Une situation ubuesque, à laquelle la jeune femme n’a toujours pas trouvé de solution. Elle a pris les services d’un avocat, mais lui non plus n’a aucun moyen de faire accélérer les choses. "La prochaine étape, mais je n’ai vraiment pas envie de le faire, c’est de porter plainte au tribunal civil et de demander des dommages et intérêts car ça demande du temps, de l’argent…", précise Sophie. Son unique chance dans cette affaire est d’avoir obtenu de la part de la préfecture de police un courrier disant que c’était bien une autre femme qui conduisait son véhicule et qu’elle n’avait pas fait changer la carte grise : "Heureusement que la police a attesté de ça, sinon je n’aurais pas de preuve".
Usurpation d’identité : "J’ai écrit un courrier au président de la République"

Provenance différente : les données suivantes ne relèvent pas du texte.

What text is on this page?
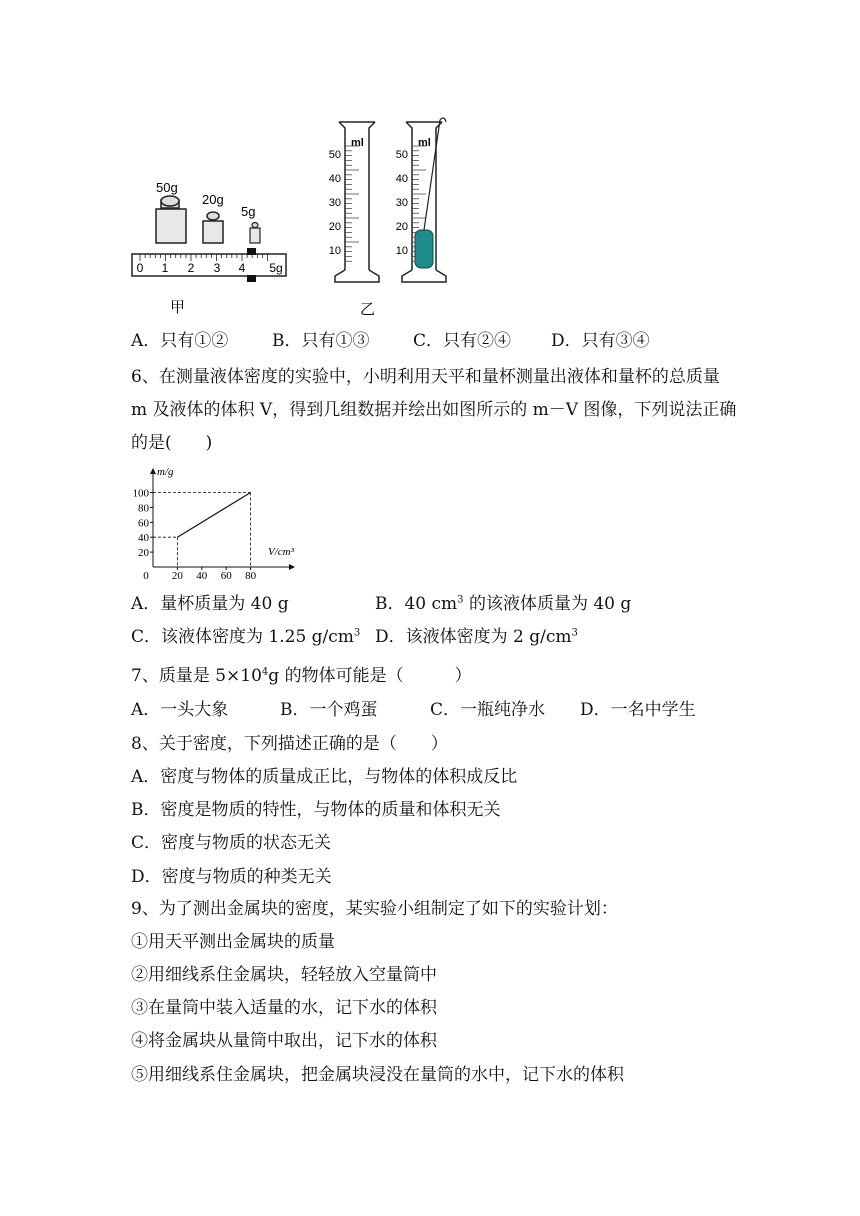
50g
20g
5g
0 1 2 3 4 5g
甲
ml
50
40
30
20
10
ml
50
40
30
20
10
乙
A．只有①②	B．只有①③	C．只有②④ D．只有③④
6、在测量液体密度的实验中，小明利用天平和量杯测量出液体和量杯的总质量
m 及液体的体积 V，得到几组数据并绘出如图所示的 m－V 图像，下列说法正确
的是(　　)
m/g
V/cm³
0
20
40
60
80
100
20 40 60 80
A．量杯质量为 40 g	B．40 $cm^3$ 的该液体质量为 40 g
C．该液体密度为 1.25 $g/cm^3$ D．该液体密度为 2 $g/cm^3$
7、质量是 $5\times 10^4g$ 的物体可能是（　　　）
A．一头大象	B．一个鸡蛋	C．一瓶纯净水 D．一名中学生
8、关于密度，下列描述正确的是（　　）
A．密度与物体的质量成正比，与物体的体积成反比
B．密度是物质的特性，与物体的质量和体积无关
C．密度与物质的状态无关
D．密度与物质的种类无关
9、为了测出金属块的密度，某实验小组制定了如下的实验计划：
①用天平测出金属块的质量
②用细线系住金属块，轻轻放入空量筒中
③在量筒中装入适量的水，记下水的体积
④将金属块从量筒中取出，记下水的体积
⑤用细线系住金属块，把金属块浸没在量筒的水中，记下水的体积
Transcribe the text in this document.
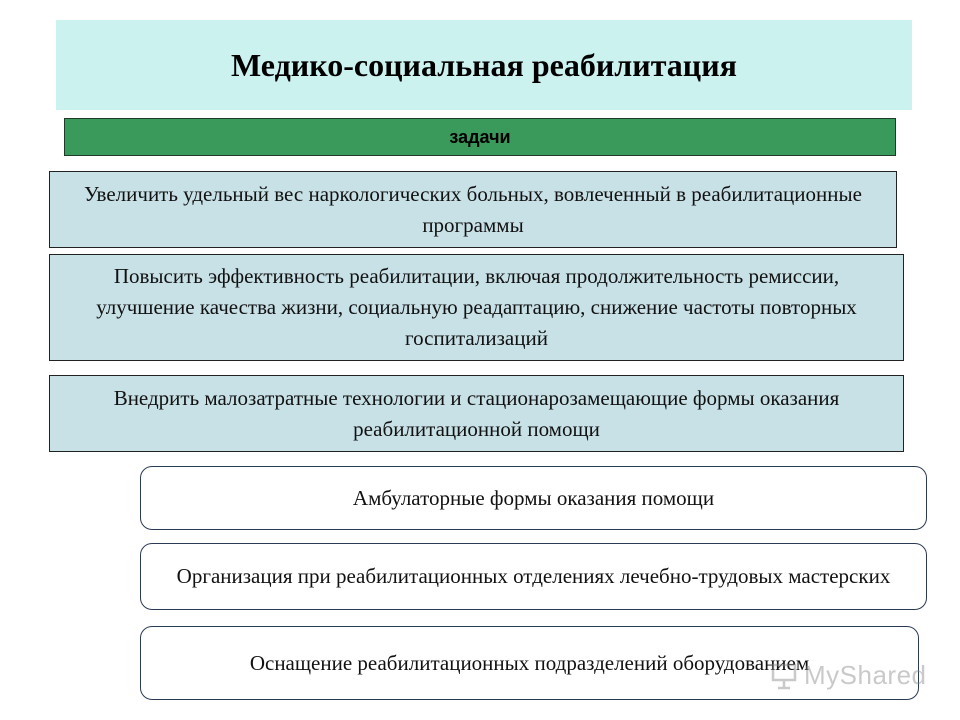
Медико-социальная реабилитация
задачи
Увеличить удельный вес наркологических больных, вовлеченный в реабилитационные программы
Повысить эффективность реабилитации, включая продолжительность ремиссии, улучшение качества жизни, социальную реадаптацию, снижение частоты повторных госпитализаций
Внедрить малозатратные технологии и стационарозамещающие формы оказания реабилитационной помощи
Амбулаторные формы оказания помощи
Организация при реабилитационных отделениях лечебно-трудовых мастерских
Оснащение реабилитационных подразделений оборудованием
MyShared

Aujourd’hui, pourtant, Sophie se trouve dans l’impasse et continue de tout faire pour régler la situation. Elle affirme ne s’être "pas du tout" sentie aidée dans ses démarches : "J’ai envoyé plus d’une centaine de recommandés et je ne les ai pas envoyés à un cabinet d’huissiers, je les ai envoyés aux tribunaux, à tous les préfets de police possible… À des endroits où ils doivent, normalement, s’occuper de cela". Elle a toutes les preuves, tous les papiers pour prouver la vente de 2015, mais elle confie ne plus savoir "quoi faire" de plus : "Le mois dernier j’ai écrit un courrier au président de la République. J’ai eu une réponse disant qu’ils avaient bien pris en compte ma demande".
Quatre ans après avoir vendu sa voiture, elle estime que "ce n’est pas normal" qu’elle soit encore poursuivie pour ces amendes dont elle n’est pas responsable. "Je suis quelqu’un de tout à fait en règle, j’envoie tous les papiers, je ne comprends pas qu'on me laisse comme ça. J’envoie sa carte d’identité, son adresse, ils ont tout, les papiers de vente… Pourquoi ils ne vont pas la poursuivre, pourquoi ils continuent de me poursuivre ?", s’interroge Sophie. "Quand ils font des mainlevées, ils ne la poursuivent pas derrière pour obtenir l’argent. Elle fait tout ça et elle n’est aucunement poursuivie, c’est complètement injuste", ajoute la jeune femme. "Je sais qu’il y a plus grave, que la santé c’est le plus important", tempère Sophie, mais elle ne compte pas arrêter de se battre tant qu’elle n’aura pas obtenu gain de cause.